The UN has said tens of thousands of people are stranded after fleeing renewed violence in the Syrian city of Aleppo. The development comes as the Assad regime began a new offensive in the besieged city.
The United Nations warned Friday of a new humanitarian catastrophe as an estimated 20,000 Syrians gathered along the border with Turkey amid escalating violence in the northwestern Syrian city of Aleppo.
One journalist posted images of the scene on Twitter.
The mass exodus comes as government forces launched a new offensive into the city, which is divided between rebels opposed to President Bashar al-Assad in the east and loyalist troops in the west.
Russian-backed Syrian regime forces made gains earlier on Friday, retaking Raytan north of the city and Atman in southern Daraa province.
No end to conflict in sight
The military push comes shortly after the government and its allies cut off the rebels' main supply route into the city.
Tens of thousands fled the city on Friday. Earlier, Turkish Prime Minister Ahmet Davutoglu warned that as many as 70,000 people could be heading toward his country's border.
The offensive occurred days after peace talks to end the conflict in Syria came to an abrupt halt in Geneva. Some Western leaders have blamed the Syrian government for the impasse, while others, including NATO head Jens Stoltenberg, have said the talks were undermined by continued Russian air strikes in the region.
A worsening crisis
Meanwhile, the United Nations said in its statement that access to affected people was becoming increasingly difficult amid the fighting.
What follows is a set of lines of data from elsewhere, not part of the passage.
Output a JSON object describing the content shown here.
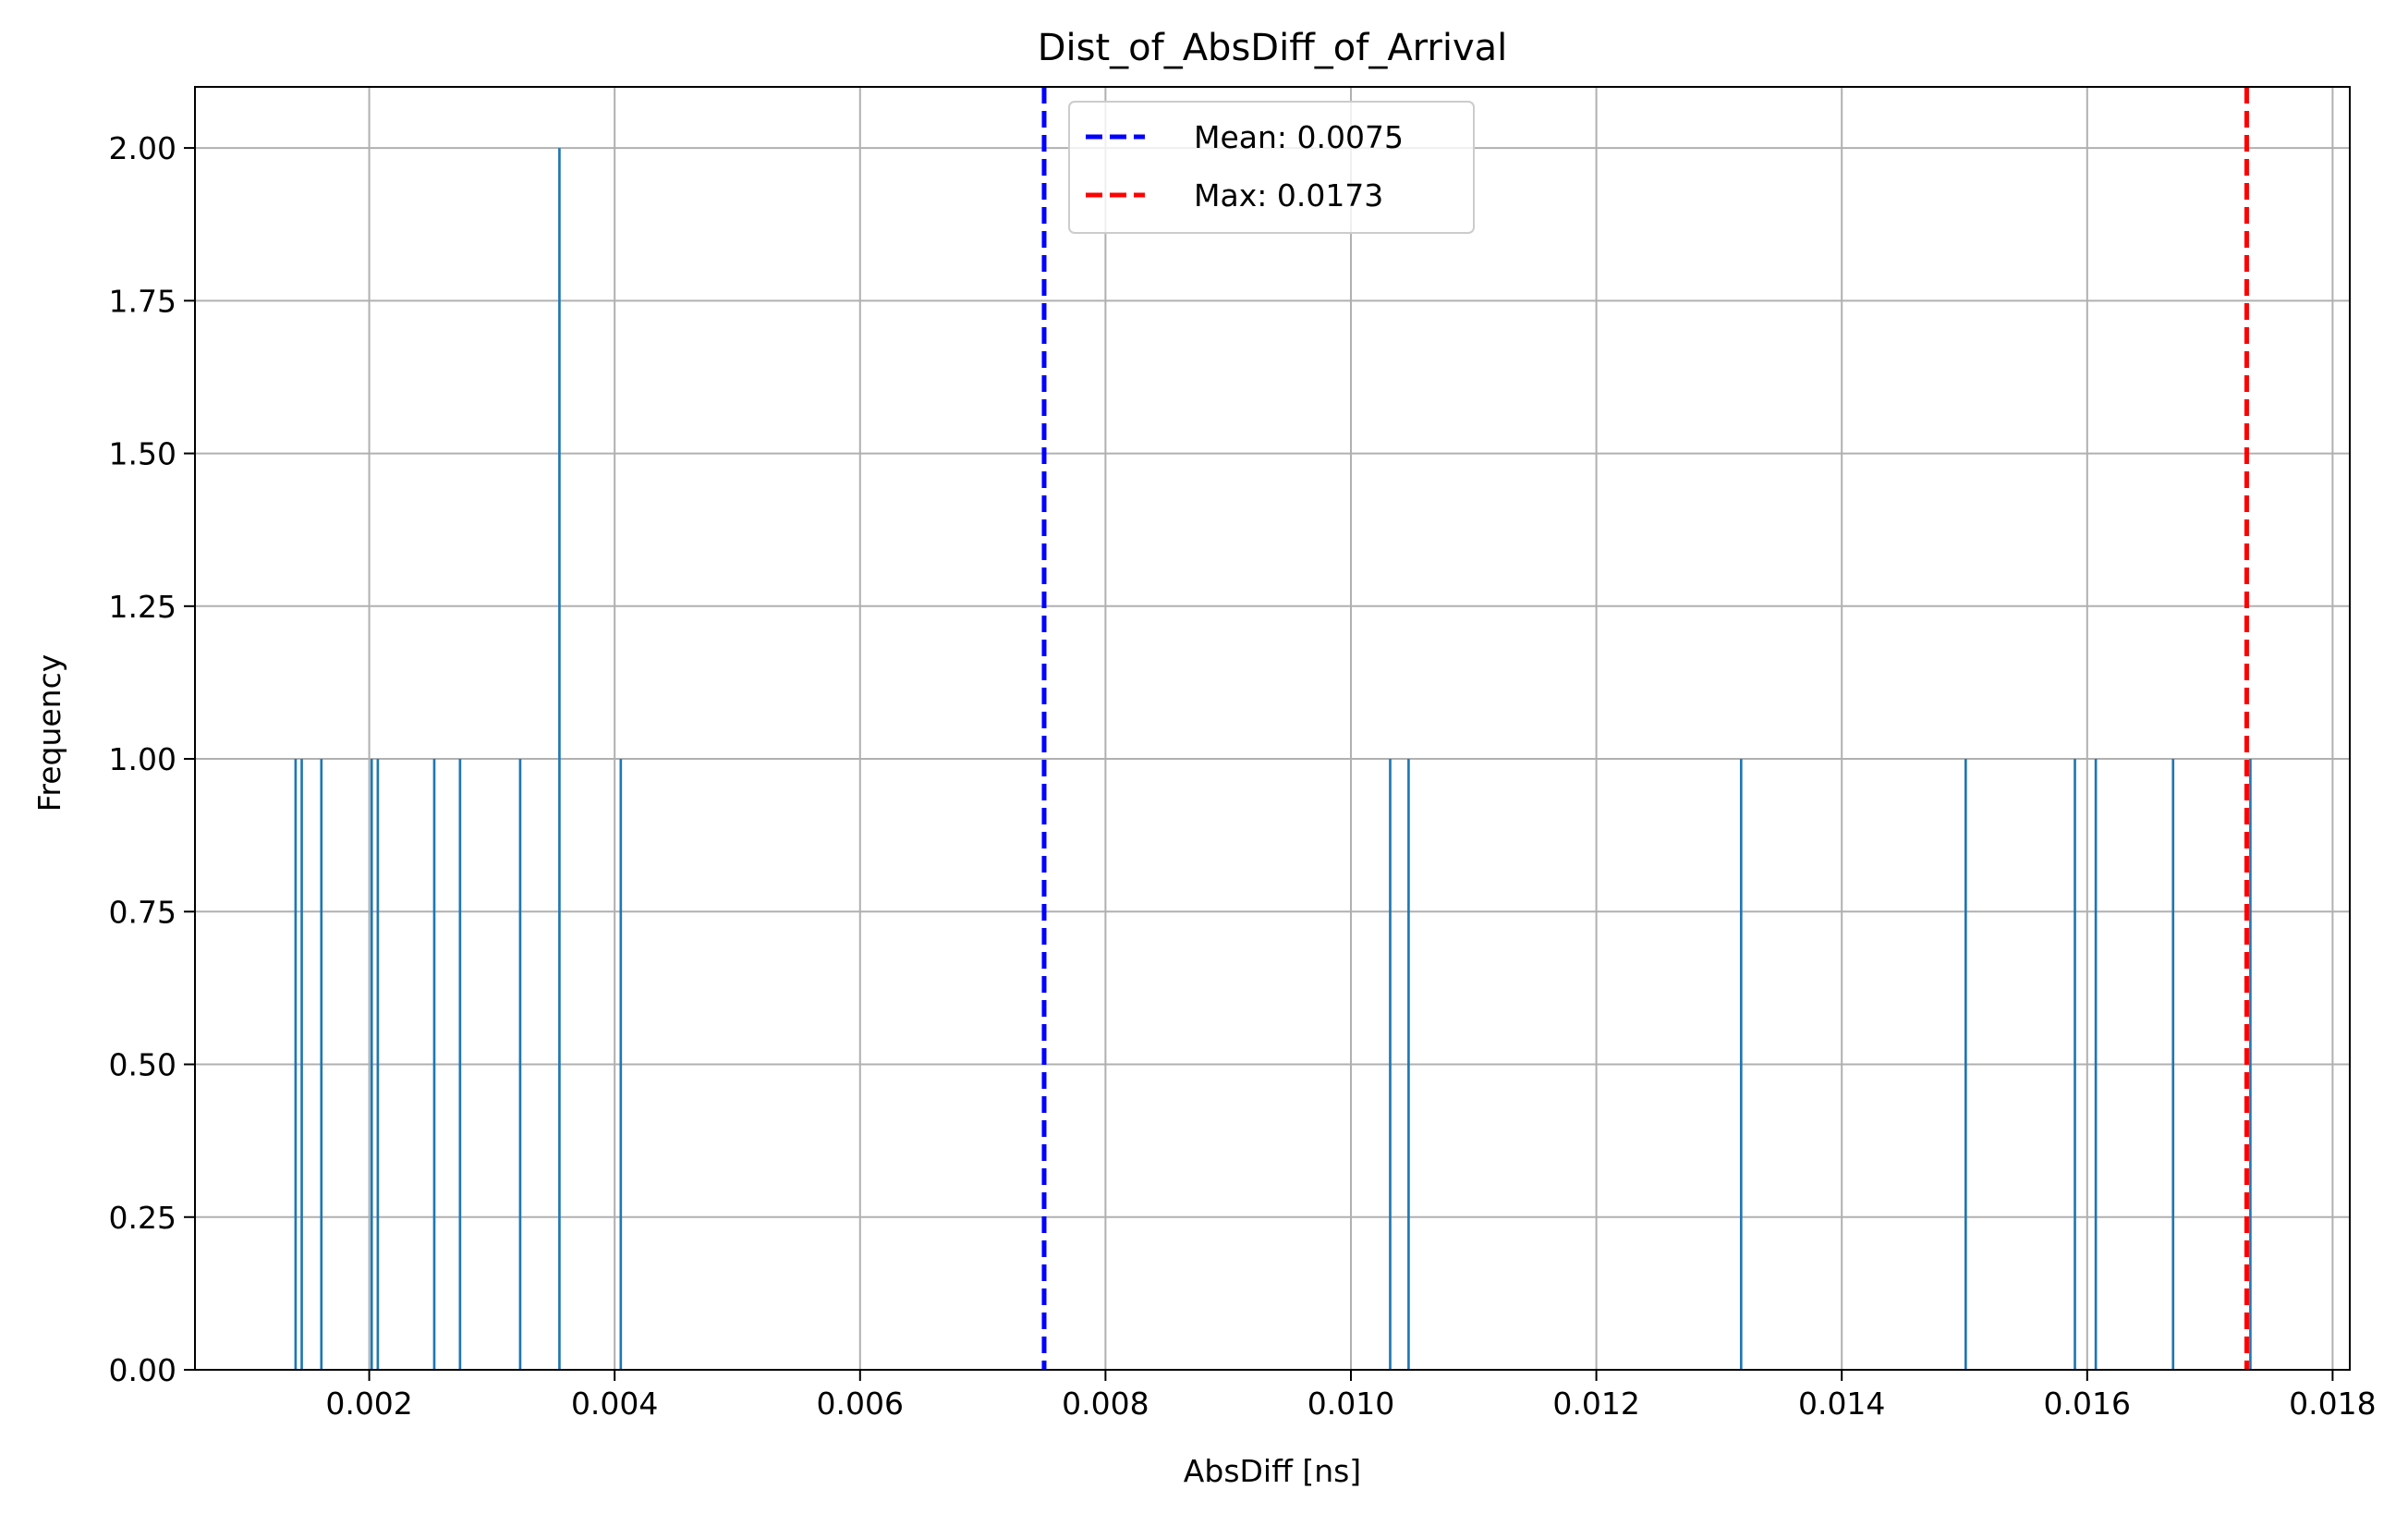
{
  "chart_data": {
    "type": "bar",
    "title": "Dist_of_AbsDiff_of_Arrival",
    "xlabel": "AbsDiff [ns]",
    "ylabel": "Frequency",
    "xlim": [
      0.00058,
      0.01814
    ],
    "ylim": [
      0,
      2.1
    ],
    "grid": true,
    "xticks": [
      "0.002",
      "0.004",
      "0.006",
      "0.008",
      "0.010",
      "0.012",
      "0.014",
      "0.016",
      "0.018"
    ],
    "yticks": [
      "0.00",
      "0.25",
      "0.50",
      "0.75",
      "1.00",
      "1.25",
      "1.50",
      "1.75",
      "2.00"
    ],
    "bar_color": "#1f77b4",
    "bin_width": 2e-05,
    "bars": [
      {
        "x": 0.00139,
        "value": 1
      },
      {
        "x": 0.00144,
        "value": 1
      },
      {
        "x": 0.0016,
        "value": 1
      },
      {
        "x": 0.00201,
        "value": 1
      },
      {
        "x": 0.00206,
        "value": 1
      },
      {
        "x": 0.00252,
        "value": 1
      },
      {
        "x": 0.00273,
        "value": 1
      },
      {
        "x": 0.00322,
        "value": 1
      },
      {
        "x": 0.00354,
        "value": 2
      },
      {
        "x": 0.00404,
        "value": 1
      },
      {
        "x": 0.01031,
        "value": 1
      },
      {
        "x": 0.01046,
        "value": 1
      },
      {
        "x": 0.01317,
        "value": 1
      },
      {
        "x": 0.015,
        "value": 1
      },
      {
        "x": 0.01589,
        "value": 1
      },
      {
        "x": 0.01606,
        "value": 1
      },
      {
        "x": 0.01669,
        "value": 1
      },
      {
        "x": 0.01732,
        "value": 1
      }
    ],
    "reference_lines": [
      {
        "name": "Mean",
        "value": 0.0075,
        "color": "#0000ff",
        "label": "Mean: 0.0075"
      },
      {
        "name": "Max",
        "value": 0.0173,
        "color": "#ff0000",
        "label": "Max: 0.0173"
      }
    ],
    "legend_position": "top-center"
  }
}
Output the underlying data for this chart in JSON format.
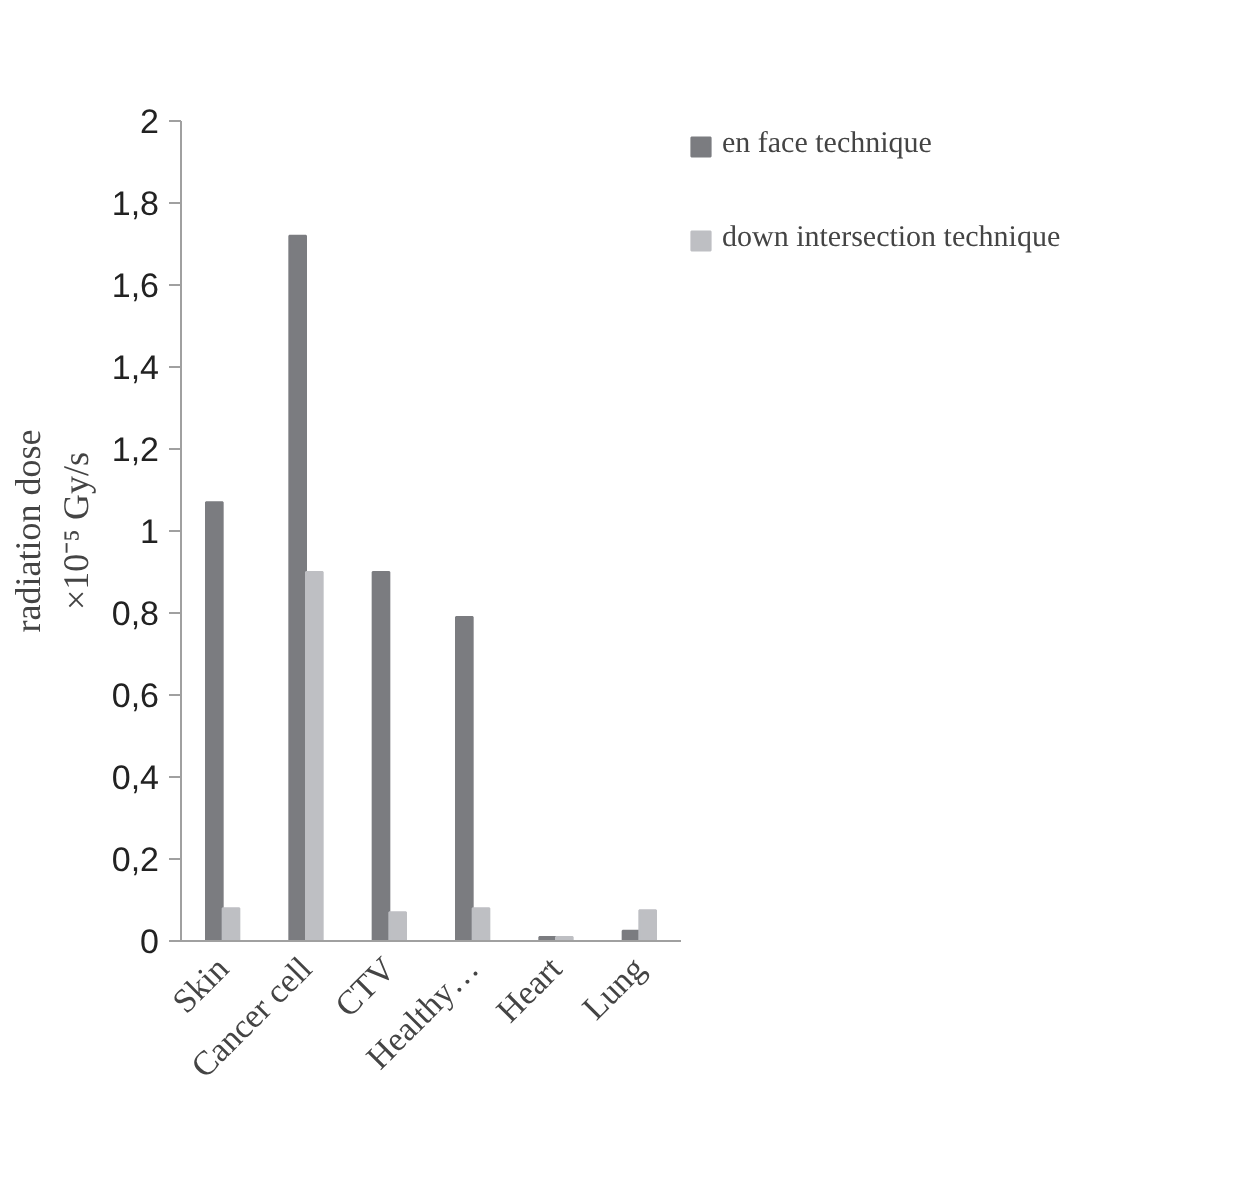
{
  "chart_data": {
    "type": "bar",
    "ylabel": "radiation dose\n×10⁻⁵ Gy/s",
    "categories": [
      "Skin",
      "Cancer cell",
      "CTV",
      "Healthy…",
      "Heart",
      "Lung"
    ],
    "series": [
      {
        "name": "en face technique",
        "color": "#7b7c80",
        "values": [
          1.07,
          1.72,
          0.9,
          0.79,
          0.01,
          0.025
        ]
      },
      {
        "name": "down intersection technique",
        "color": "#bebfc3",
        "values": [
          0.08,
          0.9,
          0.07,
          0.08,
          0.01,
          0.075
        ]
      }
    ],
    "ylim": [
      0,
      2
    ],
    "yticks": [
      0,
      {
        "value": 0.2,
        "label": "0,2"
      },
      {
        "value": 0.4,
        "label": "0,4"
      },
      {
        "value": 0.6,
        "label": "0,6"
      },
      {
        "value": 0.8,
        "label": "0,8"
      },
      1,
      {
        "value": 1.2,
        "label": "1,2"
      },
      {
        "value": 1.4,
        "label": "1,4"
      },
      {
        "value": 1.6,
        "label": "1,6"
      },
      {
        "value": 1.8,
        "label": "1,8"
      },
      2
    ],
    "legend": "right"
  }
}
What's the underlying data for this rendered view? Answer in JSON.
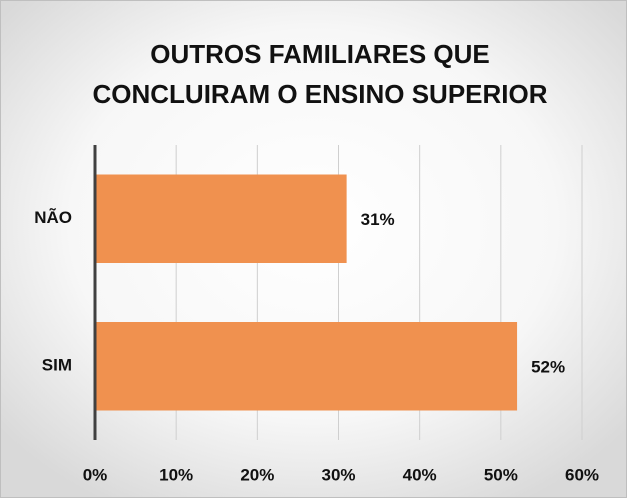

On Thursday, government representatives in London pledged more than $10 billion (9 billion euros) to aid people displaced by the ongoing war, although leaders emphasized the need for a political solution to the conflict.
In addition to the 20,000 people gathered along the border, the UN says an additional 20,000 people have been displaced and are stranded in other parts of the country. More than half of the country's population has been displaced since the beginning of the conflict in 2011, and some 260,000 people have been killed.